Per quanto riguarda la costituzione della prima squadra del settore giovanile bisogna ringraziare Roberto Donadi, detto Robertino, il quale, seppur residente a Scorzè, ha sempre avuto simpatia per il nostro paese. Dopo la messa a disposizione, quale area sportiva dell’area sud della chiesa da parte del parroco don Massimiliano Minato, Roberto è stato l’organizzatore di una squadra di calcio giovanile che partecipava a vari tornei locali con la funzione di organizzatore e allenatore. (vedi foto allegata in cui sono presenti l’Assessore allo sport Adriano Fabris e il Consigliere comunale Nivardo Bortolato; non mi ricordo le funzioni, in quel contesto, di Pesce Giovanni, detto ciuin, che figura nella foto). A Roberto quindi va il merito di avere invogliato allo sport del calcio organizzato molti ragazzi ai quali si è dedicato finché non è stata costituita l’US Rio nel 1978.

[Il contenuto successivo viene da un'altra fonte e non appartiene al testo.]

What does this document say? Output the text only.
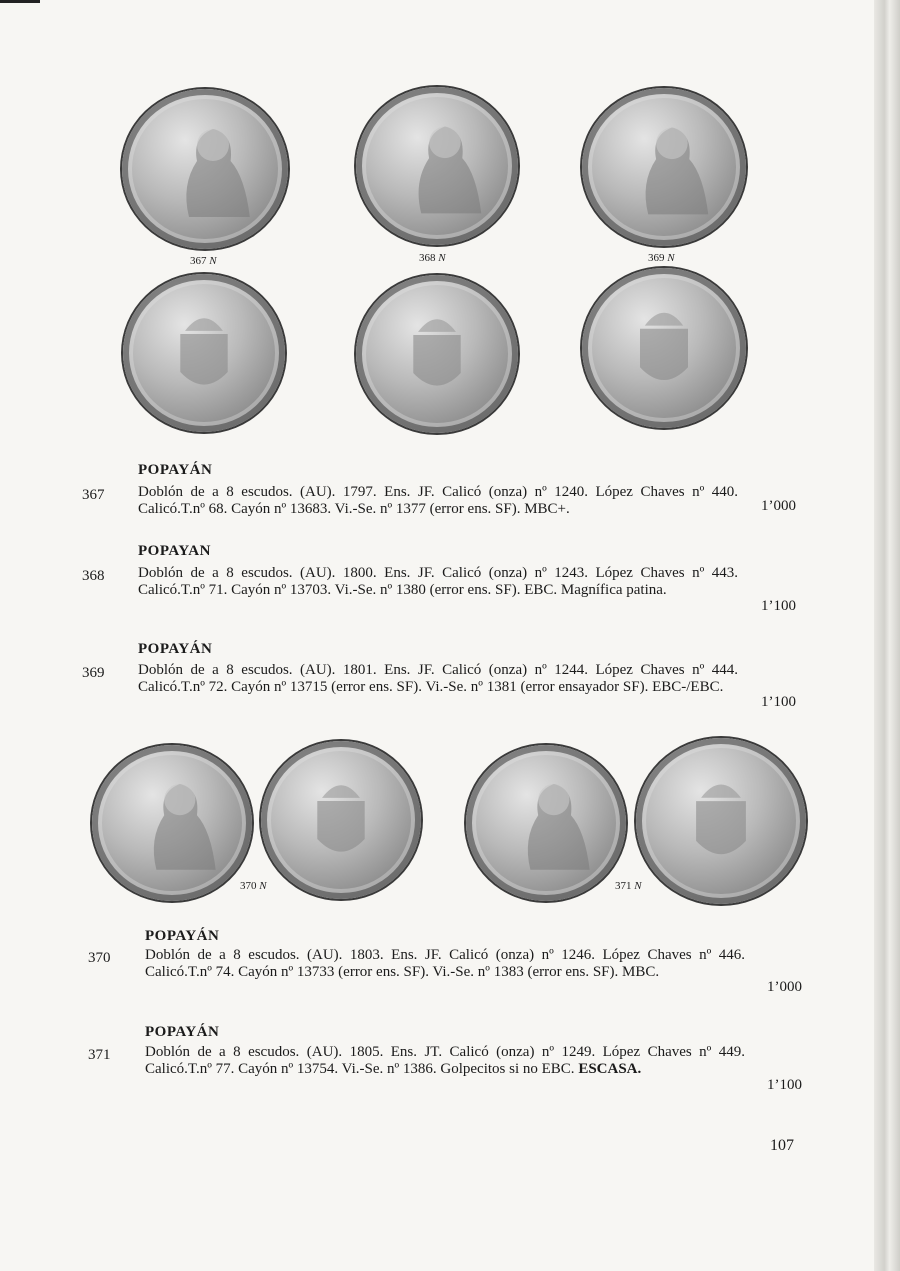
367 N	368 N	369 N
POPAYÁN
367 Doblón de a 8 escudos. (AU). 1797. Ens. JF. Calicó (onza) nº 1240. López Chaves nº 440. Calicó.T.nº 68. Cayón nº 13683. Vi.-Se. nº 1377 (error ens. SF). MBC+.	1’000
POPAYAN
368 Doblón de a 8 escudos. (AU). 1800. Ens. JF. Calicó (onza) nº 1243. López Chaves nº 443. Calicó.T.nº 71. Cayón nº 13703. Vi.-Se. nº 1380 (error ens. SF). EBC. Magnífica patina.
1’100
POPAYÁN
369 Doblón de a 8 escudos. (AU). 1801. Ens. JF. Calicó (onza) nº 1244. López Chaves nº 444. Calicó.T.nº 72. Cayón nº 13715 (error ens. SF). Vi.-Se. nº 1381 (error ensayador SF). EBC-/EBC.
1’100
370 N	371 N
POPAYÁN
370 Doblón de a 8 escudos. (AU). 1803. Ens. JF. Calicó (onza) nº 1246. López Chaves nº 446. Calicó.T.nº 74. Cayón nº 13733 (error ens. SF). Vi.-Se. nº 1383 (error ens. SF). MBC.
1’000
POPAYÁN
371 Doblón de a 8 escudos. (AU). 1805. Ens. JT. Calicó (onza) nº 1249. López Chaves nº 449. Calicó.T.nº 77. Cayón nº 13754. Vi.-Se. nº 1386. Golpecitos si no EBC. ESCASA.
1’100
107
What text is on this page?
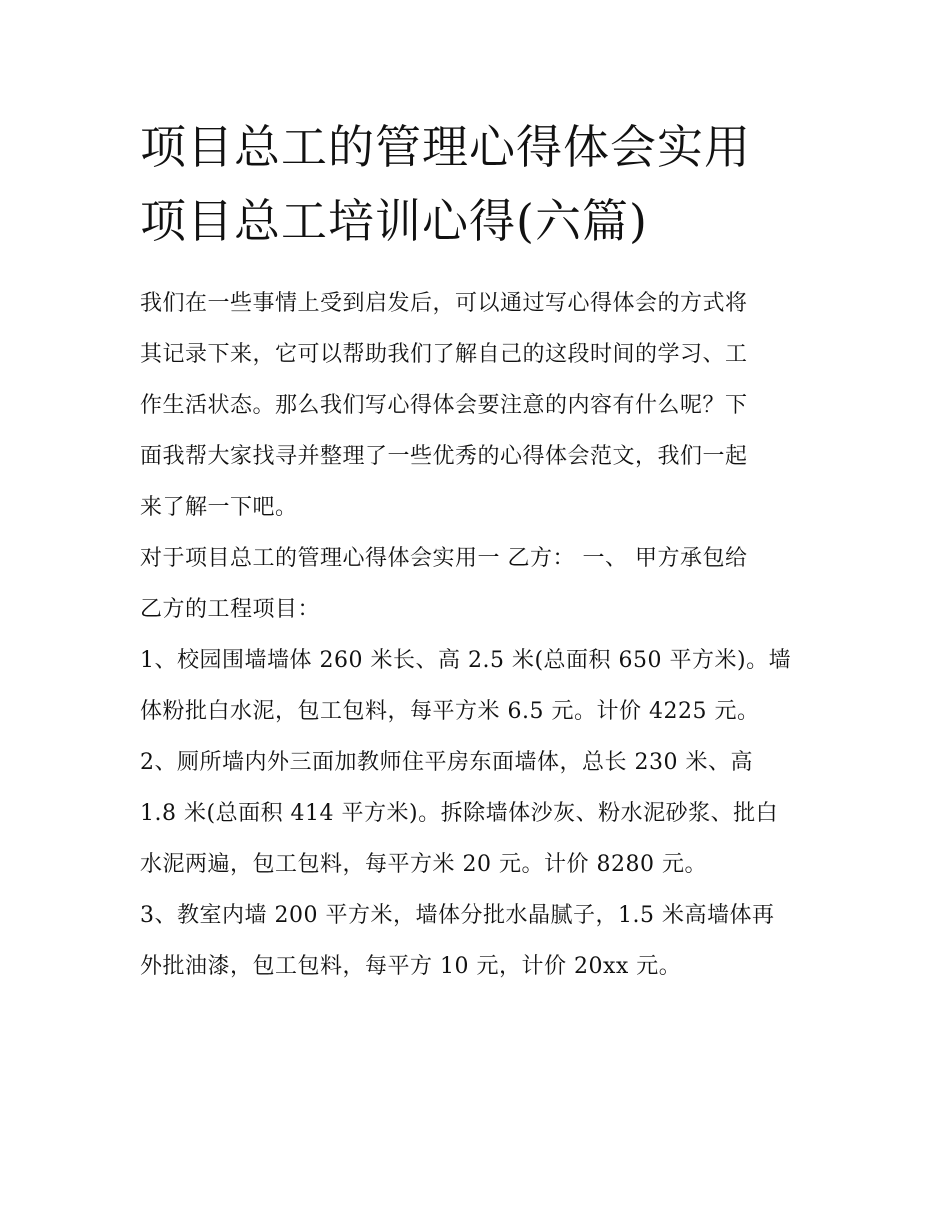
项目总工的管理心得体会实用
项目总工培训心得(六篇)
我们在一些事情上受到启发后，可以通过写心得体会的方式将
其记录下来，它可以帮助我们了解自己的这段时间的学习、工
作生活状态。那么我们写心得体会要注意的内容有什么呢？下
面我帮大家找寻并整理了一些优秀的心得体会范文，我们一起
来了解一下吧。
对于项目总工的管理心得体会实用一 乙方： 一、 甲方承包给
乙方的工程项目：
1、校园围墙墙体 260 米长、高 2.5 米(总面积 650 平方米)。墙
体粉批白水泥，包工包料，每平方米 6.5 元。计价 4225 元。
2、厕所墙内外三面加教师住平房东面墙体，总长 230 米、高
1.8 米(总面积 414 平方米)。拆除墙体沙灰、粉水泥砂浆、批白
水泥两遍，包工包料，每平方米 20 元。计价 8280 元。
3、教室内墙 200 平方米，墙体分批水晶腻子，1.5 米高墙体再
外批油漆，包工包料，每平方 10 元，计价 20xx 元。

Durante il suo percorso, la società ha visto susseguirsi diversi presidenti, che, con il loro contributo, hanno dimostrato quanto sia importante proseguire con questa attività calcistica e far crescere intere generazioni secondo sani principi che la società da sempre propone.
- 1978/1983: Pesce Pietro
- 1984: Gomiero Giancarlo
- 1985: Garoni Ennio
- 1986/1990: Michielan Lucio
- 1991/2004: Longato Lucio
- dal 2005: Michiealn Lucio
NOI NEL MONDO
La società si è poi riconosciuta per il suo impegno nel sostenere realtà ben diverse da noi, come l’Ucraina, verso cui ha inviato tutto il necessario affinché ragazzi, ragazze, bambini, anziani e adulti potessero avere quei beni primari che la guerra gli aveva privato. Da alcuni anni, inoltre, la società è presente anche in Senegal, dove molti ragazzi usufruiscono del nostro materiale, quali scarpe da calcio, e delle nostre maglie da calcio per divertirsi e scendere in campo, provando l’ebbrezza di giocare una partita di calcio (a testimonianza di questo abbiamo ricevuto degli speciali ringraziamenti da parte dei ragazzi, che ci hanno inviato delle loro foto). Grazie a dei volontari che viaggiano verso queste terre, riusciamo a fornire loro, oltre che ai materiali, anche la possibilità di vivere una giornata all’insegna del gioco con l’obiettivo di creare una realtà ben distante da quella che vivono ogni giorno.